If Beijing were really worried about THAAD, it would have taken punitive action immediately after the Pukguksong-2 IRBM launch and would have been calling for increased sanctions after ballistic missile test and/or in response to the most recent Scud firings. It did not and has not; while the UNSC issued its usual (toothless) strong letter of protest, it is safe to predict Beijing will once again attempt to water down any new UNSC sanctions.

This leads to the inescapable conclusion that Beijing’s THAAD protests have little to do with Chinese security concerns — the Pacific Forum, among others, has provided Chinese officials with in-depth briefings on THAAD showing minimal threat to China’s second-strike capability — and everything to do with China’s desire to stir up political unrest and anti-American feelings in South Korea. With the Constitutional Court’s decision confirming South Korean President Park Guen-hye’s impeachment forcing new presidential elections within the next 60 days, Beijing is now applying a full-court press.

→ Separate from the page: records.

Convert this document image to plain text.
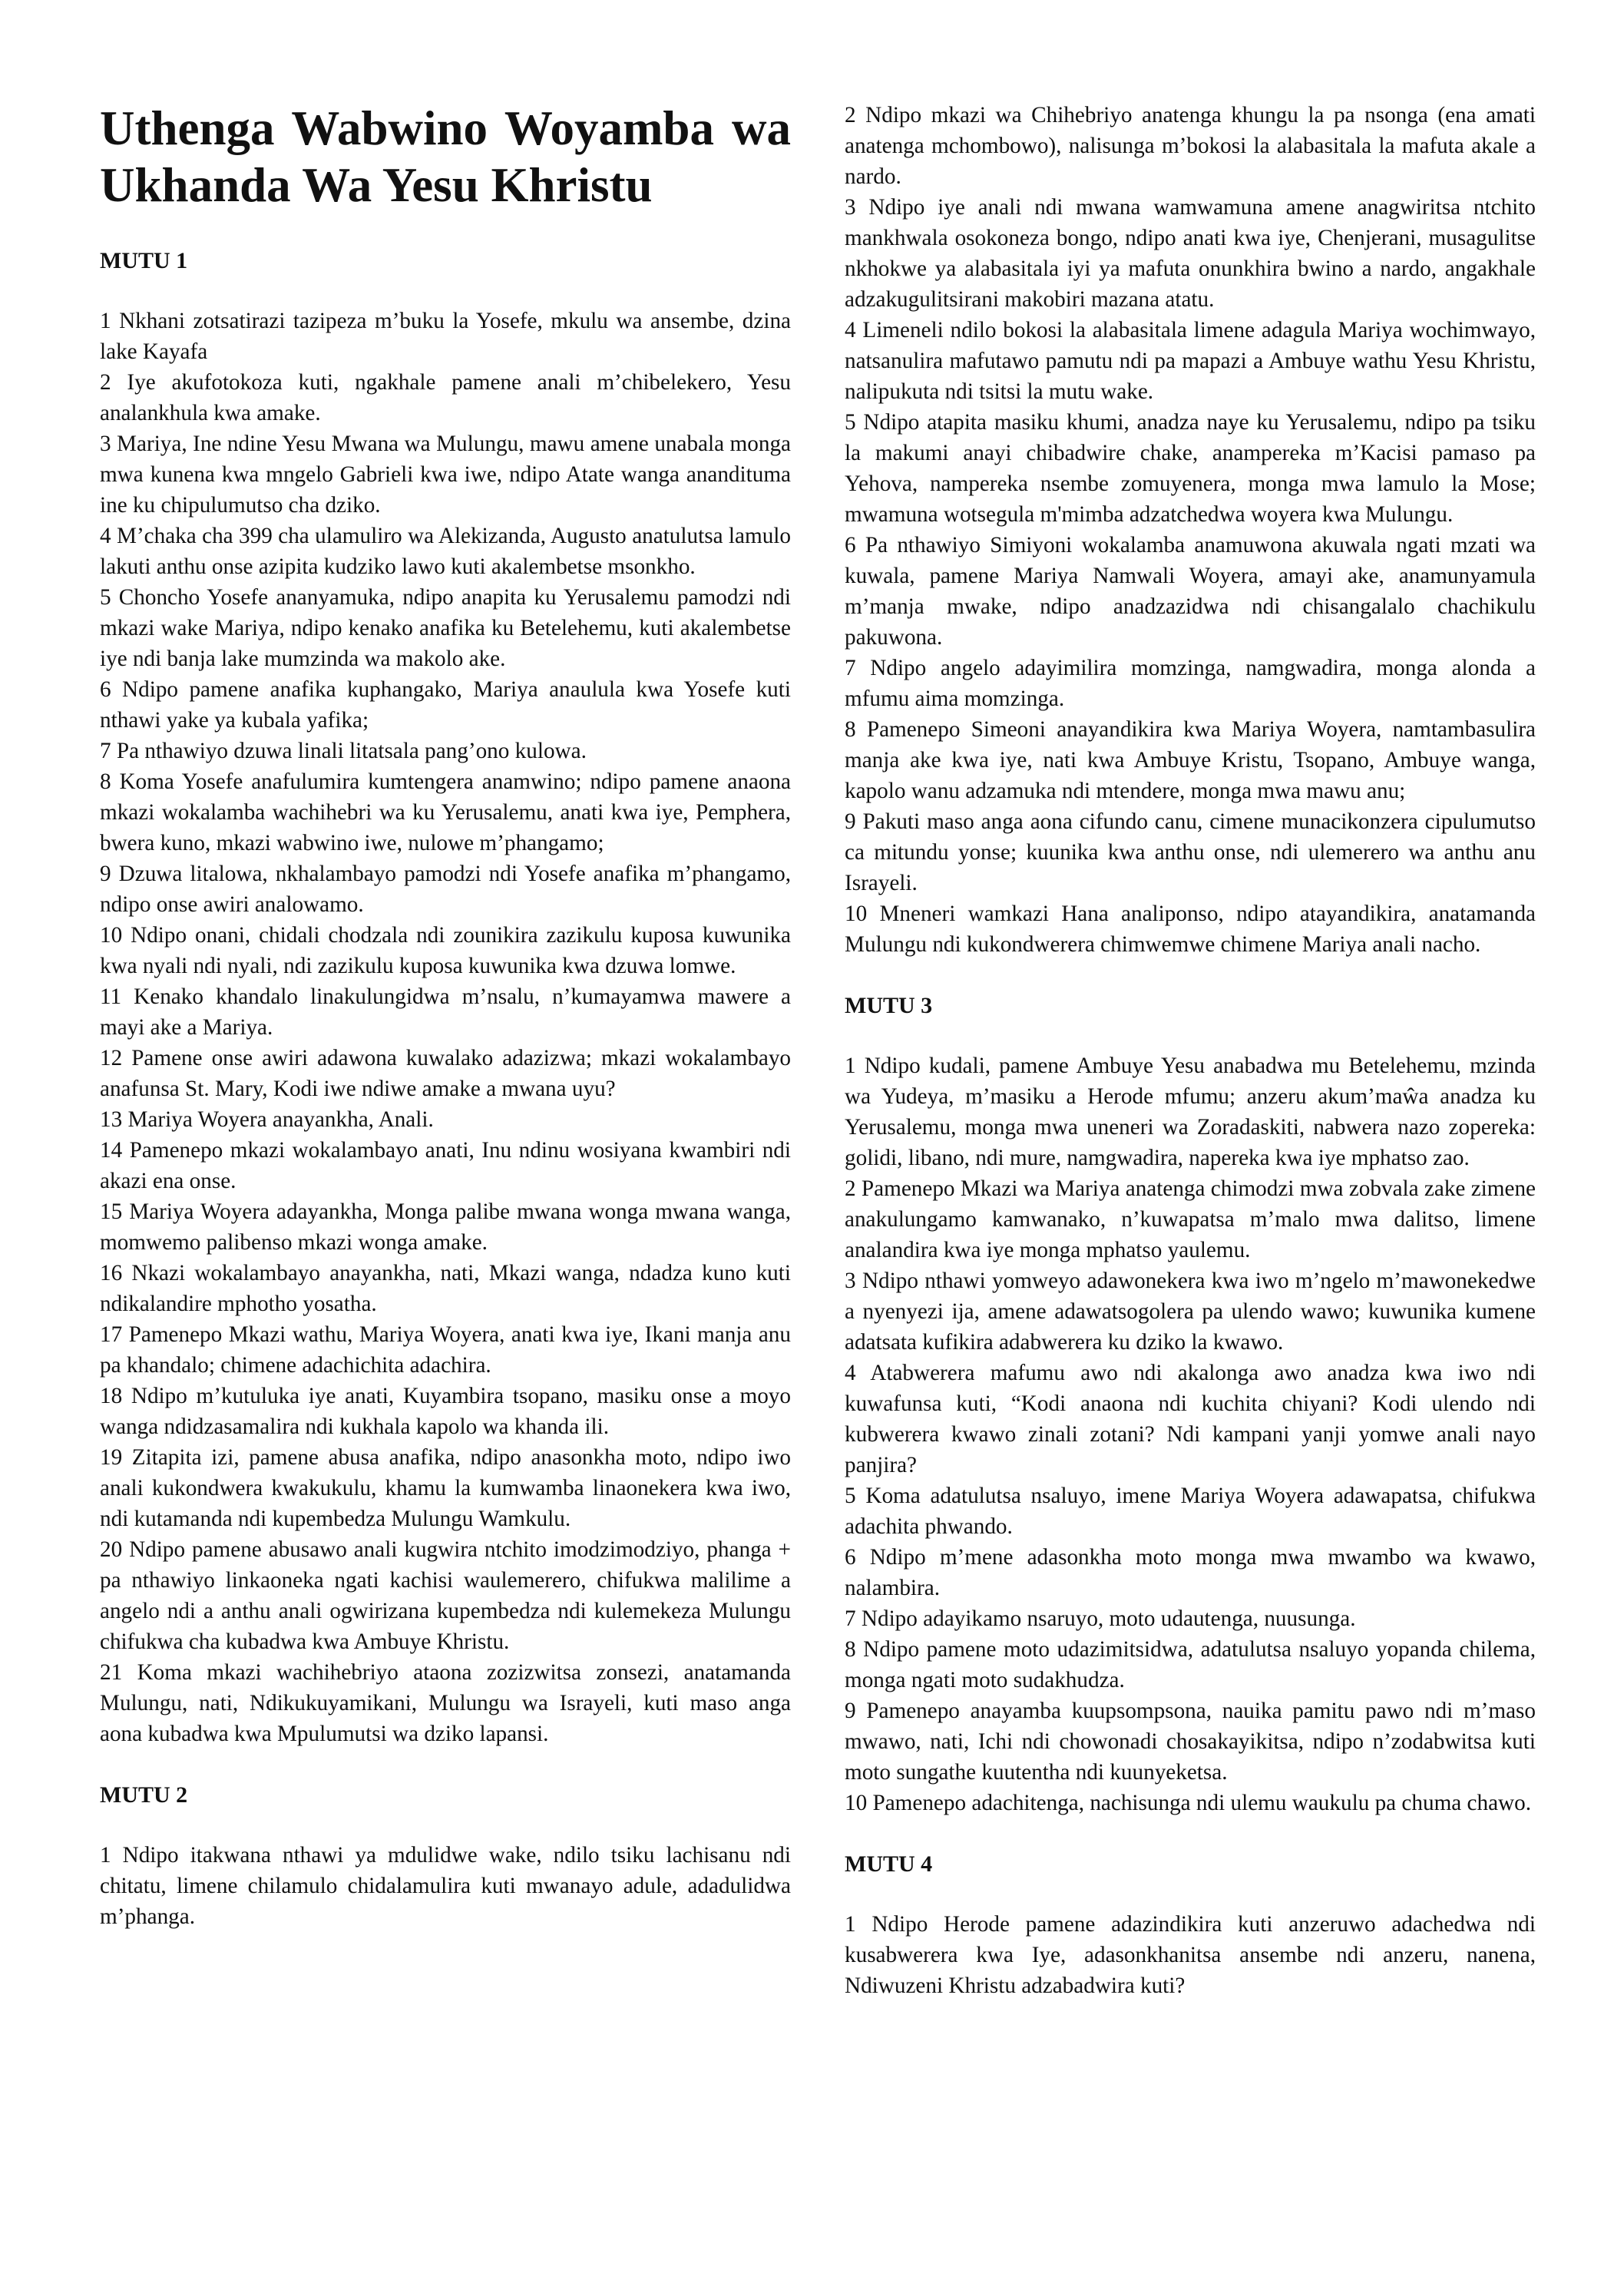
Uthenga Wabwino Woyamba wa Ukhanda Wa Yesu Khristu
MUTU 1

1 Nkhani zotsatirazi tazipeza m’buku la Yosefe, mkulu wa ansembe, dzina lake Kayafa

2 Iye akufotokoza kuti, ngakhale pamene anali m’chibelekero, Yesu analankhula kwa amake.

3 Mariya, Ine ndine Yesu Mwana wa Mulungu, mawu amene unabala monga mwa kunena kwa mngelo Gabrieli kwa iwe, ndipo Atate wanga ananditumа ine ku chipulumutso cha dziko.

4 M’chaka cha 399 cha ulamuliro wa Alekizanda, Augusto anatulutsa lamulo lakuti anthu onse azipita kudziko lawo kuti akalembetse msonkho.

5 Choncho Yosefe ananyamuka, ndipo anapita ku Yerusalemu pamodzi ndi mkazi wake Mariya, ndipo kenako anafika ku Betelehemu, kuti akalembetse iye ndi banja lake mumzinda wa makolo ake.

6 Ndipo pamene anafika kuphangako, Mariya anaulula kwa Yosefe kuti nthawi yake ya kubala yafika;

7 Pa nthawiyo dzuwa linali litatsala pang’ono kulowa.

8 Koma Yosefe anafulumira kumtengera anamwino; ndipo pamene anaona mkazi wokalamba wachihebri wa ku Yerusalemu, anati kwa iye, Pemphera, bwera kuno, mkazi wabwino iwe, nulowe m’phangamo;

9 Dzuwa litalowa, nkhalambayo pamodzi ndi Yosefe anafika m’phangamo, ndipo onse awiri analowamo.

10 Ndipo onani, chidali chodzala ndi zounikira zazikulu kuposa kuwunika kwa nyali ndi nyali, ndi zazikulu kuposa kuwunika kwa dzuwa lomwe.

11 Kenako khandalo linakulungidwa m’nsalu, n’kumayamwa mawere a mayi ake a Mariya.

12 Pamene onse awiri adawona kuwalako adazizwa; mkazi wokalambayo anafunsa St. Mary, Kodi iwe ndiwe amake a mwana uyu?

13 Mariya Woyera anayankha, Anali.

14 Pamenepo mkazi wokalambayo anati, Inu ndinu wosiyana kwambiri ndi akazi ena onse.

15 Mariya Woyera adayankha, Monga palibe mwana wonga mwana wanga, momwemo palibenso mkazi wonga amake.

16 Nkazi wokalambayo anayankha, nati, Mkazi wanga, ndadza kuno kuti ndikalandire mphotho yosatha.

17 Pamenepo Mkazi wathu, Mariya Woyera, anati kwa iye, Ikani manja anu pa khandalo; chimene adachichita adachira.

18 Ndipo m’kutuluka iye anati, Kuyambira tsopano, masiku onse a moyo wanga ndidzasamalira ndi kukhala kapolo wa khanda ili.

19 Zitapita izi, pamene abusa anafika, ndipo anasonkha moto, ndipo iwo anali kukondwera kwakukulu, khamu la kumwamba linaonekera kwa iwo, ndi kutamanda ndi kupembedza Mulungu Wamkulu.

20 Ndipo pamene abusawo anali kugwira ntchito imodzimodziyo, phanga + pa nthawiyo linkaoneka ngati kachisi waulemerero, chifukwa malilime a angelo ndi a anthu anali ogwirizana kupembedza ndi kulemekeza Mulungu chifukwa cha kubadwa kwa Ambuye Khristu.

21 Koma mkazi wachihebriyo ataona zozizwitsa zonsezi, anatamanda Mulungu, nati, Ndikukuyamikani, Mulungu wa Israyeli, kuti maso anga aona kubadwa kwa Mpulumutsi wa dziko lapansi.

MUTU 2

1 Ndipo itakwana nthawi ya mdulidwe wake, ndilo tsiku lachisanu ndi chitatu, limene chilamulo chidalamulira kuti mwanayo adule, adadulidwa m’phanga.

2 Ndipo mkazi wa Chihebriyo anatenga khungu la pa nsonga (ena amati anatenga mchombowo), nalisunga m’bokosi la alabasitala la mafuta akale a nardo.

3 Ndipo iye anali ndi mwana wamwamuna amene anagwiritsa ntchito mankhwala osokoneza bongo, ndipo anati kwa iye, Chenjerani, musagulitse nkhokwe ya alabasitala iyi ya mafuta onunkhira bwino a nardo, angakhale adzakugulitsirani makobiri mazana atatu.

4 Limeneli ndilo bokosi la alabasitala limene adagula Mariya wochimwayo, natsanulira mafutawo pamutu ndi pa mapazi a Ambuye wathu Yesu Khristu, nalipukuta ndi tsitsi la mutu wake.

5 Ndipo atapita masiku khumi, anadza naye ku Yerusalemu, ndipo pa tsiku la makumi anayi chibadwire chake, anampereka m’Kacisi pamaso pa Yehova, nampereka nsembe zomuyenera, monga mwa lamulo la Mose; mwamuna wotsegula m'mimba adzatchedwa woyera kwa Mulungu.

6 Pa nthawiyo Simiyoni wokalamba anamuwona akuwala ngati mzati wa kuwala, pamene Mariya Namwali Woyera, amayi ake, anamunyamula m’manja mwake, ndipo anadzazidwa ndi chisangalalo chachikulu pakuwona.

7 Ndipo angelo adayimilira momzinga, namgwadira, monga alonda a mfumu aima momzinga.

8 Pamenepo Simeoni anayandikira kwa Mariya Woyera, namtambasulira manja ake kwa iye, nati kwa Ambuye Kristu, Tsopano, Ambuye wanga, kapolo wanu adzamuka ndi mtendere, monga mwa mawu anu;

9 Pakuti maso anga aona cifundo canu, cimene munacikonzera cipulumutso ca mitundu yonse; kuunika kwa anthu onse, ndi ulemerero wa anthu anu Israyeli.

10 Mneneri wamkazi Hana analiponso, ndipo atayandikira, anatamanda Mulungu ndi kukondwerera chimwemwe chimene Mariya anali nacho.

MUTU 3

1 Ndipo kudali, pamene Ambuye Yesu anabadwa mu Betelehemu, mzinda wa Yudeya, m’masiku a Herode mfumu; anzeru akum’maŵa anadza ku Yerusalemu, monga mwa uneneri wa Zoradaskiti, nabwera nazo zopereka: golidi, libano, ndi mure, namgwadira, napereka kwa iye mphatso zao.

2 Pamenepo Mkazi wa Mariya anatenga chimodzi mwa zobvala zake zimene anakulungamo kamwanako, n’kuwapatsa m’malo mwa dalitso, limene analandira kwa iye monga mphatso yaulemu.

3 Ndipo nthawi yomweyo adawonekera kwa iwo m’ngelo m’mawonekedwe a nyenyezi ija, amene adawatsogolera pa ulendo wawo; kuwunika kumene adatsata kufikira adabwerera ku dziko la kwawo.

4 Atabwerera mafumu awo ndi akalonga awo anadza kwa iwo ndi kuwafunsa kuti, “Kodi anaona ndi kuchita chiyani? Kodi ulendo ndi kubwerera kwawo zinali zotani? Ndi kampani yanji yomwe anali nayo panjira?

5 Koma adatulutsa nsaluyo, imene Mariya Woyera adawapatsa, chifukwa adachita phwando.

6 Ndipo m’mene adasonkha moto monga mwa mwambo wa kwawo, nalambira.

7 Ndipo adayikamo nsaruyo, moto udautenga, nuusunga.

8 Ndipo pamene moto udazimitsidwa, adatulutsa nsaluyo yopanda chilema, monga ngati moto sudakhudza.

9 Pamenepo anayamba kuupsompsona, nauika pamitu pawo ndi m’maso mwawo, nati, Ichi ndi chowonadi chosakayikitsa, ndipo n’zodabwitsa kuti moto sungathe kuutentha ndi kuunyeketsa.

10 Pamenepo adachitenga, nachisunga ndi ulemu waukulu pa chuma chawo.

MUTU 4

1 Ndipo Herode pamene adazindikira kuti anzeruwo adachedwa ndi kusabwerera kwa Iye, adasonkhanitsa ansembe ndi anzeru, nanena, Ndiwuzeni Khristu adzabadwira kuti?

While international press attention remains focused on the diplomatic confrontation between Kuala Lumpur and Pyongyang over Kim Jong Nam’s assassination, insufficient attention is being paid to the dangerous (and illegal under the 1925 Geneva Protocol and 1993 Chemical Weapons Convention) use of the deadly VX nerve agent in a crowded public space. There are a dozen or more ways North Korea could have killed Kim. So what message was Pyongyang trying to send by using a chemical agent so powerful as to be branded a weapon of mass destruction?

At a minimum, Pyongyang is warning the rest of the world that it is capable, and willing, to employ more than one WMD not just in defense or retaliation for an attack, but aggressively in pursuit of more limited objectives. Even if North Korea could be persuaded or compelled to give up its nuclear program — and the prospects for that are already pretty slim — it possesses other means of wreaking havoc, along with the political will to use them.

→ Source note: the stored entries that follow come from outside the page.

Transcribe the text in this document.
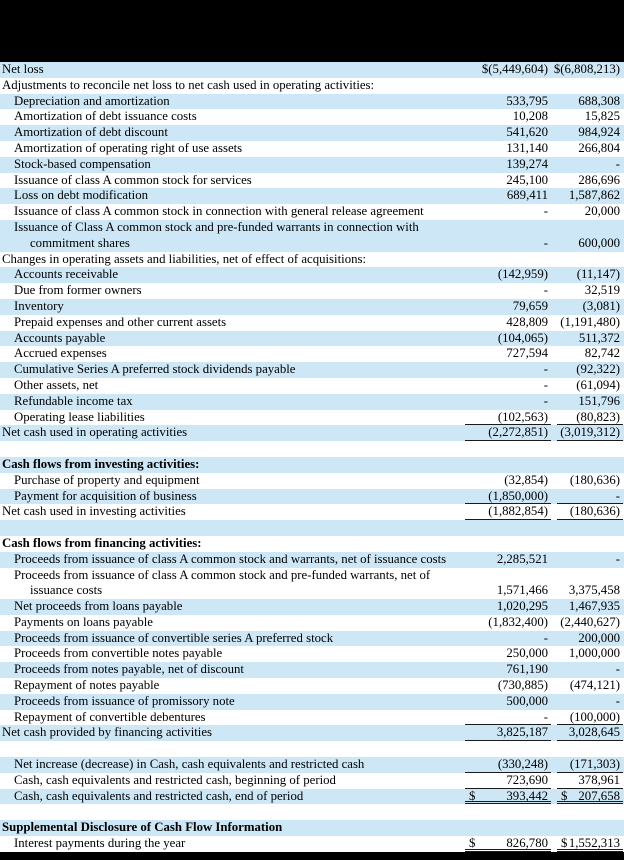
Net loss	$(5,449,604) $(6,808,213)
Adjustments to reconcile net loss to net cash used in operating activities:
Depreciation and amortization	533,795 688,308
Amortization of debt issuance costs	10,208	15,825
Amortization of debt discount	541,620 984,924
Amortization of operating right of use assets	131,140 266,804
Stock-based compensation	139,274	-
Issuance of class A common stock for services	245,100 286,696
Loss on debt modification	689,411 1,587,862
Issuance of class A common stock in connection with general release agreement	-	20,000
Issuance of Class A common stock and pre-funded warrants in connection with
commitment shares	- 600,000
Changes in operating assets and liabilities, net of effect of acquisitions:
Accounts receivable	(142,959) (11,147)
Due from former owners	-	32,519
Inventory	79,659	(3,081)
Prepaid expenses and other current assets	428,809 (1,191,480)
Accounts payable	(104,065) 511,372
Accrued expenses	727,594	82,742
Cumulative Series A preferred stock dividends payable	- (92,322)
Other assets, net	- (61,094)
Refundable income tax	- 151,796
Operating lease liabilities	(102,563) (80,823)
Net cash used in operating activities	(2,272,851) (3,019,312)

Cash flows from investing activities:
Purchase of property and equipment	(32,854) (180,636)
Payment for acquisition of business	(1,850,000)	-
Net cash used in investing activities	(1,882,854) (180,636)

Cash flows from financing activities:
Proceeds from issuance of class A common stock and warrants, net of issuance costs	2,285,521	-
Proceeds from issuance of class A common stock and pre-funded warrants, net of
issuance costs	1,571,466 3,375,458
Net proceeds from loans payable	1,020,295 1,467,935
Payments on loans payable	(1,832,400) (2,440,627)
Proceeds from issuance of convertible series A preferred stock	- 200,000
Proceeds from convertible notes payable	250,000 1,000,000
Proceeds from notes payable, net of discount	761,190	-
Repayment of notes payable	(730,885) (474,121)
Proceeds from issuance of promissory note	500,000	-
Repayment of convertible debentures	- (100,000)
Net cash provided by financing activities	3,825,187 3,028,645

Net increase (decrease) in Cash, cash equivalents and restricted cash	(330,248) (171,303)
Cash, cash equivalents and restricted cash, beginning of period	723,690 378,961
Cash, cash equivalents and restricted cash, end of period	$ 393,442 $ 207,658

Supplemental Disclosure of Cash Flow Information
Interest payments during the year	$ 826,780 $ 1,552,313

As a result of these various acts of aggression, pundits are calling on the Trump administration to expedite its Korea policy review while demanding a tougher stance against Pyongyang. They are half-right. A firm international response is required to this latest series of UNSC resolution violations and Washington should be, and apparently is, leading the effort to secure even tighter sanctions. In cooperation with Seoul it has also rushed deployment of THAAD to South Korea, another prudent move, disingenuous Chinese complaints notwithstanding.

But the Trump administration’s North Korea policy review should not be rushed; it’s more important to do it right than quickly. To be effective, any U.S. policy toward North Korea must also be in sync with South Korea’s policy and, until the South’s election is over, South Korean policy is adrift. In addition, announcing a new U.S. policy during the presidential campaign in South will guarantee that it becomes enmeshed in the domestic political process, which could lock candidates into positions that could prove counterproductive in the long run.

A tightening and stricter enforcement of sanctions is certainly called for now, as are increased defensive measures on the peninsula. But any new policy approaches or initiatives must await the selection of a new South Korean president, and must then be closely coordinated with the new South Korean administration and with the U.S.’ ally Japan.

Ralph Cossa is president of the Pacific Forum CSIS in Honolulu.